Tuesday, April 19, 2011

Steampunk science fiction

    Although no one’s left any comments yet, it seems some people are at least looking at this blog, so it’s probably time I fulfilled my promise to write about “steampunk.”
     Steampunk is fashion, role-playing and a literary sub-genre. In a sense it goes back to Jules Verne and H.G. Wells, although in modern times it was named and developed by a few science fiction and fantasy writers (James Blaylock, Tim Powers and K.W. Jeter) who enjoyed setting their fiction in the past, specifically Victorian-era England rather than the future.
     The name was coined as a backward construction from “cyberpunk,” another sub-genre of science fiction set in a mostly dystopian, urban and high-tech future, epitomized by William Gibson’s “Neuromancer” and the Shaper/Mechanist stories of Bruce Sterling.
     Steampunk stories were set in the past, but with modern or even futuristic inventions and technology, with the difference that they were (often) steam-powered.
     Curiously, the steampunk novel that made the biggest splash at the time was “The Difference Engine,” co-written by Gibson and Sterling, with a more rigorous sense of scientific extrapolation than was to be found in the founding fathers’ work. Specifically it speculated on what would happen if Babbage’s steam-powered proto-computer “difference engine” had been built.

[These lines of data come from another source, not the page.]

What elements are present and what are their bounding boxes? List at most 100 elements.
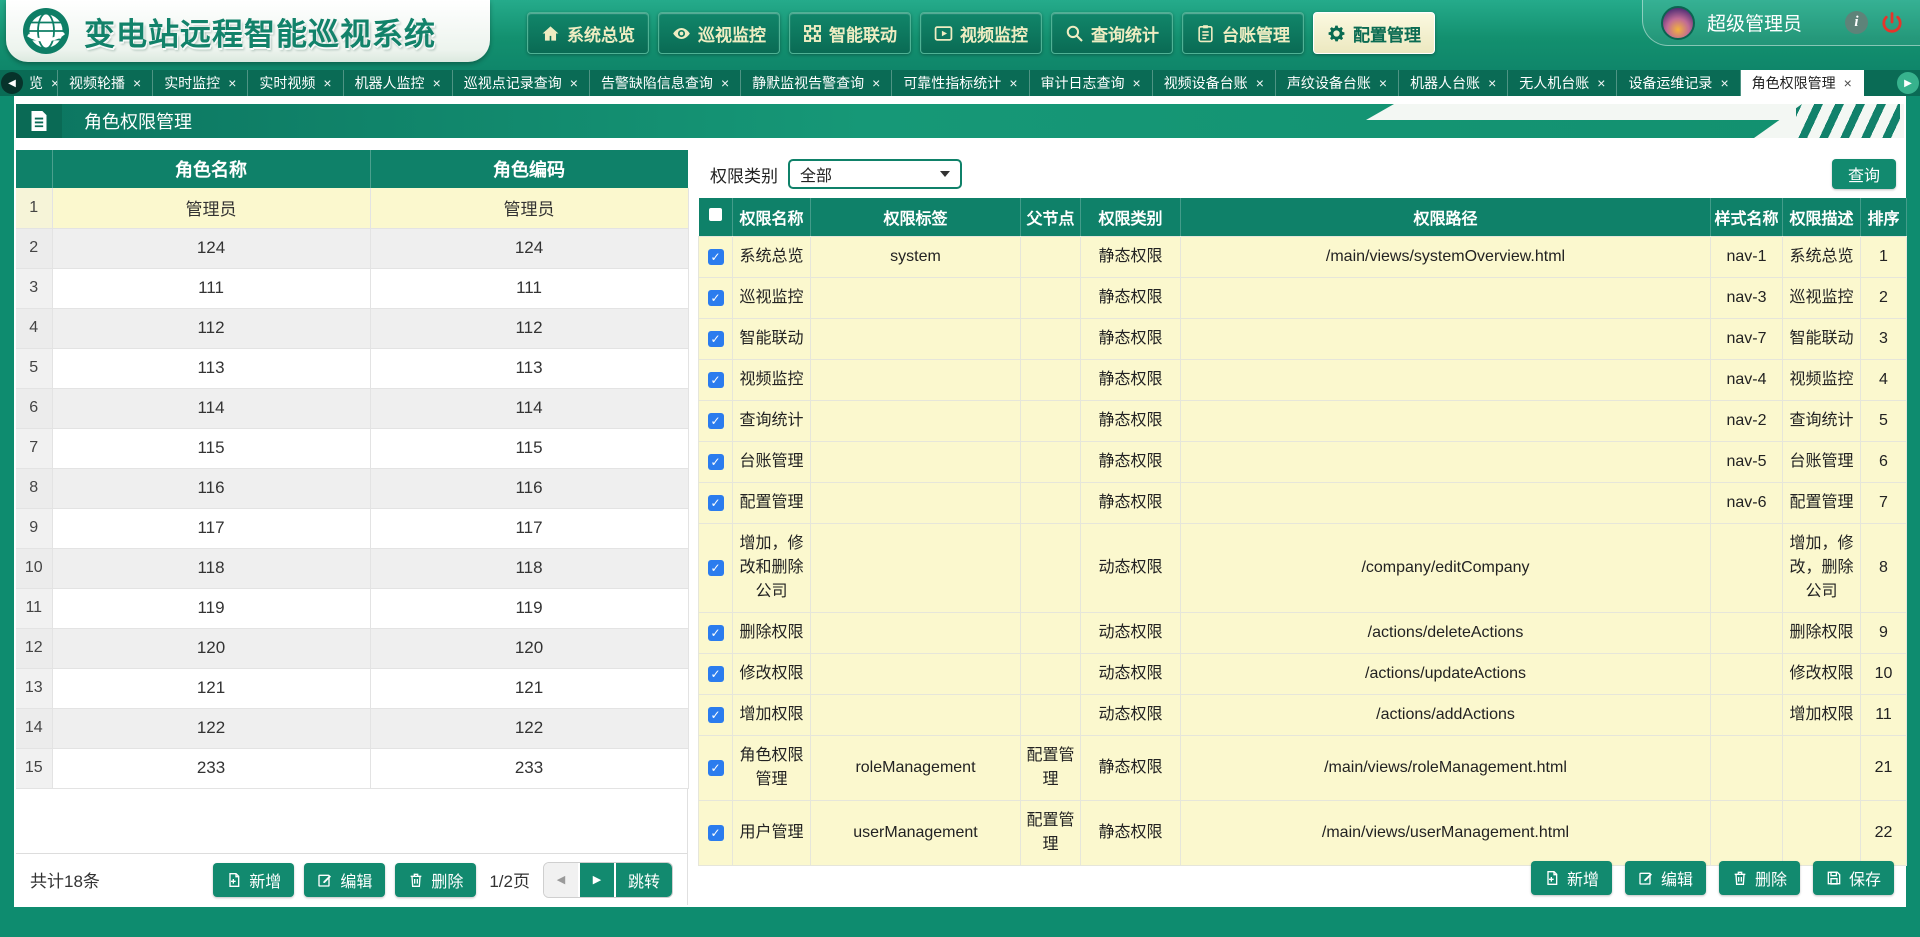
tab-item[interactable]: 视频轮播 ×	[58, 70, 153, 96]
query-button[interactable]: 查询	[1832, 159, 1896, 189]
prev-page-button[interactable]: ◀	[544, 863, 578, 897]
nav-item-query-stats[interactable]: 查询统计	[1051, 12, 1173, 54]
nav-item-video-monitor[interactable]: 视频监控	[920, 12, 1042, 54]
tab-item[interactable]: 无人机台账 ×	[1508, 70, 1617, 96]
add-role-button[interactable]: 新增	[213, 863, 294, 897]
delete-permission-button[interactable]: 删除	[1719, 861, 1800, 895]
table-row[interactable]: 9 117 117	[16, 508, 688, 548]
tab-item[interactable]: 角色权限管理 ×	[1741, 70, 1864, 96]
row-checkbox[interactable]: ✓	[708, 825, 724, 841]
tab-item[interactable]: 声纹设备台账 ×	[1276, 70, 1399, 96]
table-row[interactable]: 15 233 233	[16, 748, 688, 788]
table-row[interactable]: ✓ 视频监控 静态权限 nav-4 视频监控 4	[699, 359, 1907, 400]
table-row[interactable]: ✓ 用户管理 userManagement 配置管理 静态权限 /main/vi…	[699, 800, 1907, 865]
table-row[interactable]: 5 113 113	[16, 348, 688, 388]
tab-item[interactable]: 静默监视告警查询 ×	[741, 70, 892, 96]
delete-role-button[interactable]: 删除	[395, 863, 476, 897]
tab-item[interactable]: 设备运维记录 ×	[1617, 70, 1740, 96]
power-logout-icon[interactable]	[1880, 11, 1904, 35]
table-row[interactable]: 1 管理员 管理员	[16, 188, 688, 228]
table-row[interactable]: 12 120 120	[16, 628, 688, 668]
tab-item[interactable]: 巡视点记录查询 ×	[453, 70, 590, 96]
row-checkbox[interactable]: ✓	[708, 372, 724, 388]
tab-item[interactable]: 机器人台账 ×	[1399, 70, 1508, 96]
tab-item[interactable]: 告警缺陷信息查询 ×	[590, 70, 741, 96]
tab-item[interactable]: 视频设备台账 ×	[1153, 70, 1276, 96]
user-avatar[interactable]	[1661, 6, 1695, 40]
row-checkbox[interactable]: ✓	[708, 560, 724, 576]
tab-close-icon[interactable]: ×	[1256, 76, 1264, 90]
tab-close-icon[interactable]: ×	[323, 76, 331, 90]
tab-close-icon[interactable]: ×	[51, 76, 58, 90]
tab-close-icon[interactable]: ×	[228, 76, 236, 90]
table-row[interactable]: ✓ 修改权限 动态权限 /actions/updateActions 修改权限 …	[699, 653, 1907, 694]
nav-item-smart-linkage[interactable]: 智能联动	[789, 12, 911, 54]
row-checkbox[interactable]: ✓	[708, 331, 724, 347]
tab-item[interactable]: 机器人监控 ×	[344, 70, 453, 96]
add-permission-button[interactable]: 新增	[1531, 861, 1612, 895]
table-row[interactable]: ✓ 智能联动 静态权限 nav-7 智能联动 3	[699, 318, 1907, 359]
tab-close-icon[interactable]: ×	[1488, 76, 1496, 90]
row-checkbox[interactable]: ✓	[708, 707, 724, 723]
table-row[interactable]: 6 114 114	[16, 388, 688, 428]
tab-item[interactable]: 可靠性指标统计 ×	[892, 70, 1029, 96]
nav-item-patrol-monitor[interactable]: 巡视监控	[658, 12, 780, 54]
table-row[interactable]: ✓ 查询统计 静态权限 nav-2 查询统计 5	[699, 400, 1907, 441]
table-row[interactable]: 3 111 111	[16, 268, 688, 308]
tab-close-icon[interactable]: ×	[433, 76, 441, 90]
row-checkbox[interactable]: ✓	[708, 625, 724, 641]
tab-item[interactable]: 实时监控 ×	[153, 70, 248, 96]
edit-permission-button[interactable]: 编辑	[1625, 861, 1706, 895]
permission-type-select[interactable]: 全部	[788, 159, 962, 189]
tab-close-icon[interactable]: ×	[133, 76, 141, 90]
table-row[interactable]: 11 119 119	[16, 588, 688, 628]
tab-close-icon[interactable]: ×	[1720, 76, 1728, 90]
select-all-checkbox[interactable]	[709, 208, 722, 221]
next-page-button[interactable]: ▶	[580, 863, 614, 897]
table-row[interactable]: 8 116 116	[16, 468, 688, 508]
tab-item[interactable]: 览 ×	[24, 70, 58, 96]
tab-item[interactable]: 审计日志查询 ×	[1030, 70, 1153, 96]
row-checkbox[interactable]: ✓	[708, 290, 724, 306]
tab-close-icon[interactable]: ×	[1133, 76, 1141, 90]
row-checkbox[interactable]: ✓	[708, 760, 724, 776]
tab-item[interactable]: 实时视频 ×	[248, 70, 343, 96]
tab-close-icon[interactable]: ×	[1844, 76, 1852, 90]
nav-item-config-mgmt[interactable]: 配置管理	[1313, 12, 1435, 54]
table-row[interactable]: ✓ 删除权限 动态权限 /actions/deleteActions 删除权限 …	[699, 612, 1907, 653]
tab-close-icon[interactable]: ×	[721, 76, 729, 90]
table-row[interactable]: ✓ 增加权限 动态权限 /actions/addActions 增加权限 11	[699, 694, 1907, 735]
tab-close-icon[interactable]: ×	[570, 76, 578, 90]
tab-close-icon[interactable]: ×	[872, 76, 880, 90]
row-checkbox[interactable]: ✓	[708, 249, 724, 265]
tab-close-icon[interactable]: ×	[1009, 76, 1017, 90]
tab-scroll-left-button[interactable]: ◀	[1, 72, 23, 94]
table-row[interactable]: ✓ 增加，修改和删除公司 动态权限 /company/editCompany 增…	[699, 523, 1907, 612]
row-checkbox[interactable]: ✓	[708, 495, 724, 511]
table-row[interactable]: 4 112 112	[16, 308, 688, 348]
table-row[interactable]: 13 121 121	[16, 668, 688, 708]
table-row[interactable]: 14 122 122	[16, 708, 688, 748]
table-row[interactable]: 7 115 115	[16, 428, 688, 468]
perm-style-cell: nav-1	[1711, 236, 1783, 277]
edit-role-button[interactable]: 编辑	[304, 863, 385, 897]
tab-close-icon[interactable]: ×	[1379, 76, 1387, 90]
row-checkbox[interactable]: ✓	[708, 413, 724, 429]
table-row[interactable]: ✓ 台账管理 静态权限 nav-5 台账管理 6	[699, 441, 1907, 482]
nav-item-system-overview[interactable]: 系统总览	[527, 12, 649, 54]
info-icon[interactable]: i	[1845, 11, 1868, 34]
table-row[interactable]: 10 118 118	[16, 548, 688, 588]
table-row[interactable]: ✓ 系统总览 system 静态权限 /main/views/systemOve…	[699, 236, 1907, 277]
row-checkbox[interactable]: ✓	[708, 666, 724, 682]
table-row[interactable]: ✓ 角色权限管理 roleManagement 配置管理 静态权限 /main/…	[699, 735, 1907, 800]
row-index-cell: 5	[16, 348, 52, 388]
tab-close-icon[interactable]: ×	[1597, 76, 1605, 90]
jump-button[interactable]: 跳转	[616, 863, 672, 897]
row-checkbox[interactable]: ✓	[708, 454, 724, 470]
table-row[interactable]: ✓ 巡视监控 静态权限 nav-3 巡视监控 2	[699, 277, 1907, 318]
table-row[interactable]: ✓ 配置管理 静态权限 nav-6 配置管理 7	[699, 482, 1907, 523]
table-row[interactable]: 2 124 124	[16, 228, 688, 268]
nav-item-ledger-mgmt[interactable]: 台账管理	[1182, 12, 1304, 54]
save-button[interactable]: 保存	[1813, 861, 1894, 895]
tab-scroll-right-button[interactable]: ▶	[1897, 72, 1919, 94]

     Despite its impact (or maybe because of it), “The Difference Engine” seemed to kill steampunk. Maybe it was so serious it took the fun out of the game.
     I hadn’t heard much about steampunk for years until April 2009 when I stumbled across “Extraordinary Engines: The Definitive Steampunk Anthology,” edited by Nick Gevers (Solaris). Although I wondered in what sense it was “definitive” – to my mind, that would mean it covered genre from beginning to end, and this was an original anthology I was curious, bought it and fell in love with steampunk again. Shortly thereafter, I saw another anthology called simply “Steampunk,” edited by Ann and Jeff Vandermeer (Tachyon), that I felt more fully justified the description “definitive,” and bought that one too.
     Now that I was looking for steampunk, I saw new titles everywhere, and not just the science fiction aisle. There are books on making your own steampunk jewelry and costumes. Magazine fashion spreads use the tropes and imagery of steampunk. 
     Last fall, Off the Beaten Path, a bookstore/café specializing in steampunk, opened at 23023 Orchard Lake Road in Farmington  (www.otbp-bookstore.com or 248-987-2934). 
     Among my favorite recent steampunk books are “Steampunk’d” by Jean Rabe (another original anthology), “The Strange Affair of Spring-Heeled Jack” by Mark Hodder (an alternate history featuring explorer and adventurer Sir Richard Francis Burton and the poet Algernon Swinburne) and “Soulless” by Gail Carriger (the first volume of her "Parasol Protectorate" series). The latter title, like too many recent steampunk, features fantasy and the supernatural as well as technology – here vampires, werewolves and ghosts but Carriger does it better and with great fun.